Cierta tarde, casi al caer la oscuridad, por la esquina entre las calles Cuitzeo o Irapuato y Salamanca, antes de que iniciáramos nuestros juegos callejeros, como el burro castigado, o los encantados o el clásico de las cargadas, los niños y algunos adolescentes, vimos un auto muy lujoso negro que ya sabíamos era de un magnate zapatero, de nombre Don Raúl, que se detuvo hasta allá y no en su fábrica a más de una calle de distancia, bajándose del auto la señora Alicia, precisamente la esposa de Ángel Juárez; todos nos quedamos callados, nos volteamos a ver unos a otros. Una vez que se hubo alejado a considerable distancia la señora Alicia, de inmediato nos juntamos en un círculo para comentar aquello. Obviamente juzgamos con malicia aquel encuentro y nos imaginamos a Ángel Juárez con una cornamenta de venado.

Quedamos de no comentar nada a nadie y de volver al día siguiente allí mismo, pues no era donde usualmente lo hacíamos, pero como se juntaron los hijos del panadero de la calle Salamanca, otro a quien le apodaban “El Calleras” y otro “El Xochimilca”, pues fuimos hasta allá.
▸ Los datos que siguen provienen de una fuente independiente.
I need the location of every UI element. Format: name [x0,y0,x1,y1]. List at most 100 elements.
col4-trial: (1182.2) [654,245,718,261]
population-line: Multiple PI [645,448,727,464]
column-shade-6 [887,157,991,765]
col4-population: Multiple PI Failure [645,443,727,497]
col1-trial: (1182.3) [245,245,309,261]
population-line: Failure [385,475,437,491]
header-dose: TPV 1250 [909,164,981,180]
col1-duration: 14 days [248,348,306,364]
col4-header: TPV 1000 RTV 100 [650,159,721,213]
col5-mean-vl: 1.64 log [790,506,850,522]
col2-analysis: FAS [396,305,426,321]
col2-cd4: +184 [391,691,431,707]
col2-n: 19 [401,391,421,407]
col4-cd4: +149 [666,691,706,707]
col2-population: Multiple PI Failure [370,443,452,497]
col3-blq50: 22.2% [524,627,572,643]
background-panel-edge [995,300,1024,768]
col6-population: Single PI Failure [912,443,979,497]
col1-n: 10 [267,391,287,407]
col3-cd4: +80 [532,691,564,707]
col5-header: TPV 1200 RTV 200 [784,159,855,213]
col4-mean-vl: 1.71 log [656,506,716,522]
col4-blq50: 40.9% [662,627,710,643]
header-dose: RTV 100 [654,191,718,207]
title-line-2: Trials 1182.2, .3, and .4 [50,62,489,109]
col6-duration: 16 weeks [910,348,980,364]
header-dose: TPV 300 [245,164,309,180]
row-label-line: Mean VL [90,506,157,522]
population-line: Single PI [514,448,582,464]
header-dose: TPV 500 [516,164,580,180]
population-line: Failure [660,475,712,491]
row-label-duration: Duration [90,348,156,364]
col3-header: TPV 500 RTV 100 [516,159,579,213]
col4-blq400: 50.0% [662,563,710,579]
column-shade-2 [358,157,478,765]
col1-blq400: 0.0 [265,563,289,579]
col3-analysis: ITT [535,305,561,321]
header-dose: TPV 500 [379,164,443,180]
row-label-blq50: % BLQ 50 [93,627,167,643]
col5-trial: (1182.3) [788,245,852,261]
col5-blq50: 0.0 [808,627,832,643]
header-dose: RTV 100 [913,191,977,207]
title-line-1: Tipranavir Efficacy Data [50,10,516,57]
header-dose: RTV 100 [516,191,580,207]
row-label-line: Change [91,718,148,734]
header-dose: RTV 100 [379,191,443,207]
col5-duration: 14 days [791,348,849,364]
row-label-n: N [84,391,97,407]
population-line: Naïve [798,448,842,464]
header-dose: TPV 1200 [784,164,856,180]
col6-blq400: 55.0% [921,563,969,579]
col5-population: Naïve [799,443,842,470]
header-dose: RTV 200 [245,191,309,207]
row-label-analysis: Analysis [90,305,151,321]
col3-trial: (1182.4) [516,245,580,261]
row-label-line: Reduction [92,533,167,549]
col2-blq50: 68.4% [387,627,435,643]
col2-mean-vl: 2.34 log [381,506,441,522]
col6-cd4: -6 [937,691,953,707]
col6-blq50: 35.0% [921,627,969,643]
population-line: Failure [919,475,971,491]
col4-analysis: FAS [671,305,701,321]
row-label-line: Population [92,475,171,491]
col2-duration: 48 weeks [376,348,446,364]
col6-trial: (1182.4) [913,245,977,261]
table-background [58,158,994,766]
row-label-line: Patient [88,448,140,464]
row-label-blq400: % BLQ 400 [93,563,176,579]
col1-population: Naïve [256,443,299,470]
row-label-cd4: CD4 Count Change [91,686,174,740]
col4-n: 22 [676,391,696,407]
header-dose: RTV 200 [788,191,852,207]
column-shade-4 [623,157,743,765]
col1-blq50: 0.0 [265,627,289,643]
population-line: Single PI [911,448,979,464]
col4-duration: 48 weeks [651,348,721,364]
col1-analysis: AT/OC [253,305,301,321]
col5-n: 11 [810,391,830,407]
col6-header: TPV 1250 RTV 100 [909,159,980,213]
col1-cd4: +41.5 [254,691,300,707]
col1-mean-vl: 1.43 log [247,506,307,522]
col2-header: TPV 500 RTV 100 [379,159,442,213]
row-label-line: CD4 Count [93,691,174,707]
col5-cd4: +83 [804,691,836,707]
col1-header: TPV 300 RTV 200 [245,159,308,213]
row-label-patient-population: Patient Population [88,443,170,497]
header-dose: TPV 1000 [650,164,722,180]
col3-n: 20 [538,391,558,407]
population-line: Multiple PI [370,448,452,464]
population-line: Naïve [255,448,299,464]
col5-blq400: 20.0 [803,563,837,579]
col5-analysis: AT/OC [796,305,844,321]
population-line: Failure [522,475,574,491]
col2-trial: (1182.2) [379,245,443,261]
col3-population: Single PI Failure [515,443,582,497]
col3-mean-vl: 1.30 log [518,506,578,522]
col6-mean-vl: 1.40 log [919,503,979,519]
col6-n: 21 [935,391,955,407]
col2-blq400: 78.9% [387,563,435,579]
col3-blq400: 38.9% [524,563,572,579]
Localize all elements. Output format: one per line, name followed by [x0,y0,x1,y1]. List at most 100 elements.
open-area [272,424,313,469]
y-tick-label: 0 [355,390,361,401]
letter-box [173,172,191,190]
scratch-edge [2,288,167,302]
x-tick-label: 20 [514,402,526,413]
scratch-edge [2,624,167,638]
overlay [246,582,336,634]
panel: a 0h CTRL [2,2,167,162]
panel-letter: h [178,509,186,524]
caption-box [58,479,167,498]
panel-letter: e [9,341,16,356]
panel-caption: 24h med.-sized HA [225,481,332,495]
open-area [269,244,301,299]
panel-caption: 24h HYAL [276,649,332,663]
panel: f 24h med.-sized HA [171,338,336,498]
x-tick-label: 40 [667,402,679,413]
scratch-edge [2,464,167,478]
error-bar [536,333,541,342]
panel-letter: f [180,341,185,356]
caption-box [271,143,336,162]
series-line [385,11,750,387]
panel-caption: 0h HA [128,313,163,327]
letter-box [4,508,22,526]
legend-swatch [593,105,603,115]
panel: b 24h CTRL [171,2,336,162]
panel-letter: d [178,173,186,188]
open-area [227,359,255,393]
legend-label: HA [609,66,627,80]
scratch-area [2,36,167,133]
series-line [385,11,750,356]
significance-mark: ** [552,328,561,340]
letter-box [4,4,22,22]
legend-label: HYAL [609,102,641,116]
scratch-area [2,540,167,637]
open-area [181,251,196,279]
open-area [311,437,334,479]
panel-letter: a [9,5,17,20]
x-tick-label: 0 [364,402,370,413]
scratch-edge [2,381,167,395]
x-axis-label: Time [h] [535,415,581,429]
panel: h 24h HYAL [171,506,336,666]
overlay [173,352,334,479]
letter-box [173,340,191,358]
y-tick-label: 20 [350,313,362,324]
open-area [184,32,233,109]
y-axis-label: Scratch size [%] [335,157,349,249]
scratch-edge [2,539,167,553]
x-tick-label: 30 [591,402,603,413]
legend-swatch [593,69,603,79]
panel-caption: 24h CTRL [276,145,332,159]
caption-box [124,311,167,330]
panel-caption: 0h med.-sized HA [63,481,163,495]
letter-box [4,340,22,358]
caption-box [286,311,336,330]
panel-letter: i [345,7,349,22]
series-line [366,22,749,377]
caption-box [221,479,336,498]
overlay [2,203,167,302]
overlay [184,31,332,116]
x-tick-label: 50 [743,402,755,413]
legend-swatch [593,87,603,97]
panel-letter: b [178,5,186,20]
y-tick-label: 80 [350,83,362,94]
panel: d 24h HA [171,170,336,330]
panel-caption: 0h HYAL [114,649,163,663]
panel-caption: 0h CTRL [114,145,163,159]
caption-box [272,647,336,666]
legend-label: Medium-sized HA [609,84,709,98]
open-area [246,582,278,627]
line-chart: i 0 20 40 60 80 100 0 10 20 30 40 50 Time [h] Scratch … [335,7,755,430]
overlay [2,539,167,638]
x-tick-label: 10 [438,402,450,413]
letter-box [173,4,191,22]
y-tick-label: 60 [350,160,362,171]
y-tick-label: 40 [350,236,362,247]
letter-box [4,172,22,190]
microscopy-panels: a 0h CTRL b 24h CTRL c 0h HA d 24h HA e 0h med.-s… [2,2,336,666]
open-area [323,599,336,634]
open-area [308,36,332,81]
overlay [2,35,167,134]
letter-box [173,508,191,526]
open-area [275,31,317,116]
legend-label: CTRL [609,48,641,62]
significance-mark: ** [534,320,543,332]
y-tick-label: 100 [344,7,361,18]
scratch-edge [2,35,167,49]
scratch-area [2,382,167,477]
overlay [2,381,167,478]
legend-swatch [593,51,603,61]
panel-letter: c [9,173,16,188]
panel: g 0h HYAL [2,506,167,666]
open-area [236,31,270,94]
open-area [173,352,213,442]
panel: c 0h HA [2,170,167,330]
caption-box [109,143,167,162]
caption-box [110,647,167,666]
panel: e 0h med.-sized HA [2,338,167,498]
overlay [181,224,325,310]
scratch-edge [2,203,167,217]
Al día siguiente y casi a la misma hora, volvió a llegar el auto de Don Raúl, ya identificado como un Chevy negro de dos puertas, 1962, con molduras metálicas muy brillosas que resaltaban más la belleza de aquella mujer que descendía y esta vez no sin antes dar un beso al conductor.

Después de esa segunda vez, ya no quedó duda alguna, Don Raúl y Alicia eran amantes. La recomendación de no comentar a nadie quedó tácitamente revocada; éramos diez los testigos. En pocos días, en voz baja se comentaba esa situación, y la percepción sobre aquel hombre, otrora triunfador y digno de envidia, se tornó en lástima; las miradas y los saludos hacia él cambiaron. La misma popularidad que ostentaba por doquier, fue también el conducto para la difusión de la infidelidad de su esposa, pese a las de él que antes se aplaudían por ese mismo grupo social, ambiguo en sus valores, con un sello netamente machista; que ahora le mostraba lástima.

De qué manera o por quién, Ángel, más temprano que tarde, se enteró de aquella relación; cuentan que se quedó pasmado y no aceptaba creer tan pésima noticia; que tampoco actuó violentamente contra su esposa, lo cual dado el entorno y costumbres de aquella actualidad, no hubiera parecido extraño; se supo que cuando hablaron, ella le confesó todo, aclarando que ya había concluido aquella efímera tentación, pues obvio Don Raúl también era casado. Muchos pensaban que Ángel desquitaría su ofensa y coraje enfrentando a Don Raúl, pero tampoco. Anduvo los primeros días como indiferente, aletargado, avergonzado; saludaba a quienes se dirigían a él, ahora cohibido, perdió su alegría y entusiasmo; y lo peor, por las tardes empezó a acudir a su cervecería a tomar y a escuchar canciones muy románticas hasta la hora de cerrar.

Después traspasó el taller de hojalatería y pintura y luego siguió la propia cervecería. Se mudó de domicilio con su familia, sin enterar el nuevo a nadie; posteriormente comentaban que se había ido a buscar fortuna a Tijuana y otros que ya estaba en Estados Unidos, pero que su familia seguía en León.

En aquellos años, sí se expresaba, incluso por los sacerdotes católicos, que Dios castigaba las malas conductas, y la experiencia sufrida por Ángel Juárez, era precisamente un ejemplo de ello; así que en nuestras casas y en la iglesia nos lo mencionaban; ahora ha cambiado la postura y se afirma que Dios es amor, que nunca castiga que no debemos temer. Mejor no arriesgarnos.

El caso es que Ángel Juárez, hace ya casi 60 años fue una pequeña leyenda por aquellos rumbos de nuestra ciudad; y más cuando cuentan que una de las últimas noches en “Las Chabelonas”, mientras bebía y lloraba, escuchaba repetidamente la canción “Nobleza”, interpretada por el inolvidable Javier Solís: “&toda mujer bonita, será traidora& porque también bonita, porque también bonita, era mi madre&”.